【石浦章一】「王家の遺伝子 DNAが解き明かした世界史の謎」

王家の遺伝子 DNAが解き明かした世界史の謎」読了。

電車移動の時間つぶしのために買ったのですが、Amazonの遺伝子・分子生物学カテゴリで1位になっていました。

人気なんですね。


それもそのはずで、「王家の遺伝子 DNAが解き明かした世界史の謎」は、遺伝子の最新情報を踏まえながらも、歴史ファンが楽しめる内容になっているのです。





悪名高きイギリス国王リチャード3世

冒頭に登場するのは、シェイクスピアが悪者として描いたリチャード3世です。

リチャード3世の悪評は、シェイクスピアによって作られたものです。

そのリチャード3世の遺体が2012年に発見され、遺伝子検査が行われました。

王家の遺伝子は、歴史的にみて、血統が明らかなので、遺伝子検査をするにはうってつけの素材のようです。

詳しくは本書に譲りますが、遺伝子を調べたところ、シャーロック・ホームズ役で世界的に知られることになったベネディクト・カンバーバッチが、リチャード3世の子孫の一人だということがわかったのだそうです。


親子鑑定で家族の秘密が明らかに?

リチャード3世の遺伝子を調査に関連して、イギリス王室の系統において、父子間の断絶がある可能性が高いことがわかったのです。

このような事例として、アメリカの第3代大統領のトマス・ジェファーソンの子孫についても、非嫡出子のなかに、ジェファーソンの子孫がいたことが明らかになったり、逆に、ジェファーソンの子孫であるとの言い伝えが、実は間違いであったり、ということがわかっています。
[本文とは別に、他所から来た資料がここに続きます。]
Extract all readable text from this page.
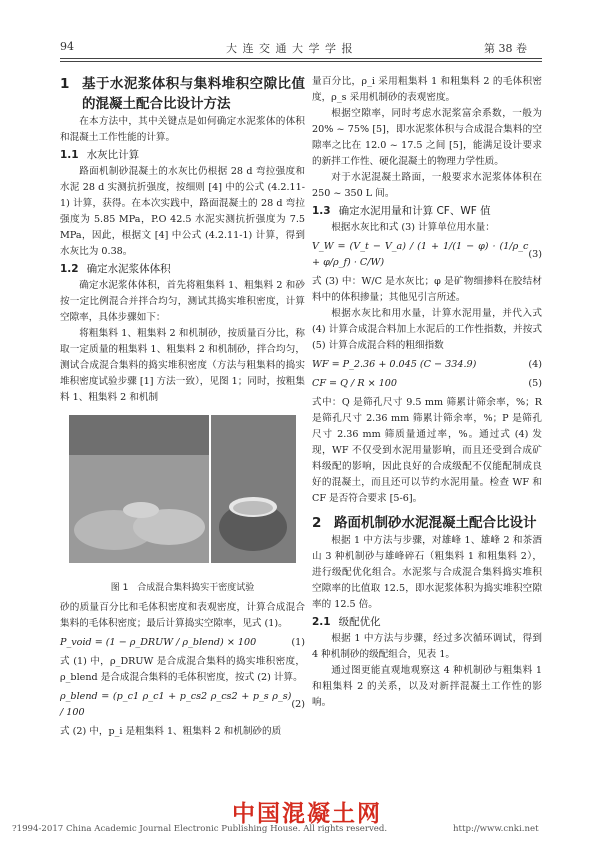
94	大 连 交 通 大 学 学 报	第 38 卷
1 基于水泥浆体积与集料堆积空隙比值的混凝土配合比设计方法

在本方法中，其中关键点是如何确定水泥浆体的体积和混凝土工作性能的计算。

1.1 水灰比计算

路面机制砂混凝土的水灰比仍根据 28 d 弯拉强度和水泥 28 d 实测抗折强度，按细则 [4] 中的公式 (4.2.11-1) 计算，获得。在本次实践中，路面混凝土的 28 d 弯拉强度为 5.85 MPa，P.O 42.5 水泥实测抗折强度为 7.5 MPa，因此，根据文 [4] 中公式 (4.2.11-1) 计算，得到水灰比为 0.38。

1.2 确定水泥浆体体积

确定水泥浆体体积，首先将粗集料 1、粗集料 2 和砂按一定比例混合并拌合均匀，测试其捣实堆积密度，计算空隙率，具体步骤如下：

将粗集料 1、粗集料 2 和机制砂，按质量百分比，称取一定质量的粗集料 1、粗集料 2 和机制砂，拌合均匀，测试合成混合集料的捣实堆积密度（方法与粗集料的捣实堆积密度试验步骤 [1] 方法一致），见图 1；同时，按粗集料 1、粗集料 2 和机制

图 1　合成混合集料捣实干密度试验

砂的质量百分比和毛体积密度和表观密度，计算合成混合集料的毛体积密度；最后计算捣实空隙率，见式 (1)。

P_void = (1 − ρ_DRUW / ρ_blend) × 100	(1)

式 (1) 中，ρ_DRUW 是合成混合集料的捣实堆积密度，ρ_blend 是合成混合集料的毛体积密度，按式 (2) 计算。

ρ_blend = (p_c1 ρ_c1 + p_cs2 ρ_cs2 + p_s ρ_s) / 100
(2)

式 (2) 中，p_i 是粗集料 1、粗集料 2 和机制砂的质

量百分比，ρ_i 采用粗集料 1 和粗集料 2 的毛体积密度，ρ_s 采用机制砂的表观密度。

根据空隙率，同时考虑水泥浆富余系数，一般为 20% ~ 75% [5]，即水泥浆体积与合成混合集料的空隙率之比在 12.0 ~ 17.5 之间 [5]，能满足设计要求的新拌工作性、硬化混凝土的物理力学性质。

对于水泥混凝土路面，一般要求水泥浆体体积在 250 ~ 350 L 间。

1.3 确定水泥用量和计算 CF、WF 值

根据水灰比和式 (3) 计算单位用水量：

V_W = (V_t − V_a) / (1 + 1/(1 − φ) · (1/ρ_c + φ/ρ_f) · C/W)
(3)

式 (3) 中：W/C 是水灰比；φ 是矿物细掺料在胶结材料中的体积掺量；其他见引言所述。

根据水灰比和用水量，计算水泥用量，并代入式 (4) 计算合成混合料加上水泥后的工作性指数，并按式 (5) 计算合成混合料的粗细指数

WF = P_2.36 + 0.045 (C − 334.9)	(4)
CF = Q / R × 100	(5)

式中：Q 是筛孔尺寸 9.5 mm 筛累计筛余率，%；R 是筛孔尺寸 2.36 mm 筛累计筛余率，%；P 是筛孔尺寸 2.36 mm 筛质量通过率，%。通过式 (4) 发现，WF 不仅受到水泥用量影响，而且还受到合成矿料级配的影响，因此良好的合成级配不仅能配制成良好的混凝土，而且还可以节约水泥用量。检查 WF 和 CF 是否符合要求 [5-6]。

2 路面机制砂水泥混凝土配合比设计

根据 1 中方法与步骤，对雄峰 1、雄峰 2 和茶酒山 3 种机制砂与雄峰碎石（粗集料 1 和粗集料 2），进行级配优化组合。水泥浆与合成混合集料捣实堆积空隙率的比值取 12.5，即水泥浆体积为捣实堆积空隙率的 12.5 倍。

2.1 级配优化

根据 1 中方法与步骤，经过多次循环调试，得到 4 种机制砂的级配组合，见表 1。

通过图更能直观地观察这 4 种机制砂与粗集料 1 和粗集料 2 的关系，以及对新拌混凝土工作性的影响。

中国混凝土网
?1994-2017 China Academic Journal Electronic Publishing House. All rights reserved.	http://www.cnki.net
親子鑑定は、男系のY染色体で判断するものと、女系のミトコンドリアDNAで判断するものとがあるそうですが、親子である、先祖であると確信していたことが、遺伝子レベルで覆されることもあるのは、アイデンティティの崩壊につながる恐ろしさがあります。


才能や身体的特徴は遺伝子ではわからない

デザイナーベイビーは、遺伝子操作して、才能や身体的特徴をデザインされた子どもという意味です。

遺伝子操作が簡単にできるようになったことから、脚光をあびているようですが、著者によると、そんなに簡単なものではなさそうです。

それよりも、病気の発現可能性については、遺伝子を調べることで明らかになります。

しかし、これも、家族全員の問題として考えるべきかどうかで意見が分かれるようです。

病気が発現するかどうかが、遺伝子の組合せで起こる場合、ヘテロでは発現しないのに、ホモだと発現するということがあるためのようです。

中学校のころに、優性遺伝と劣性遺伝という言葉でならいましたが、その遺伝子を持っていると必ず発現するのが優性遺伝で、ホモ(2つ揃う)でないと発現しないのが劣性遺伝子です。

遺伝子のことが理解されるようになるにつれ、個人情報という考え方だけではなく、家族全体で共有すべきかどうかまでが議論の対象となってきているのです。

遺伝子検査


食事が遺伝子の表現型を左右する

遺伝子のオン・オフが食事によって左右されることがわかっているようです。

食事の内容が違うと、まったく同じ遺伝子をもっている双子であっても、能力的に異なるのだそうです。

さらに、ショウジョウバエの実験では、生殖相手に同じエサを食べたショウジョウバエを選ぶという生殖隔離が起こることが判明しました。

食事の相性は、結婚相手を選ぶときに大事、と言われるのは、まさか遺伝子レベルで影響されているからではないとは思いますが、なんだか気になる結果です。

最新の情報がわかりやすく、コンパクトにまとめられているので、「王家の遺伝子 DNAが解き明かした世界史の謎」を読んで、遺伝子に関する情報をアップデートすると良いのではないでしょうか。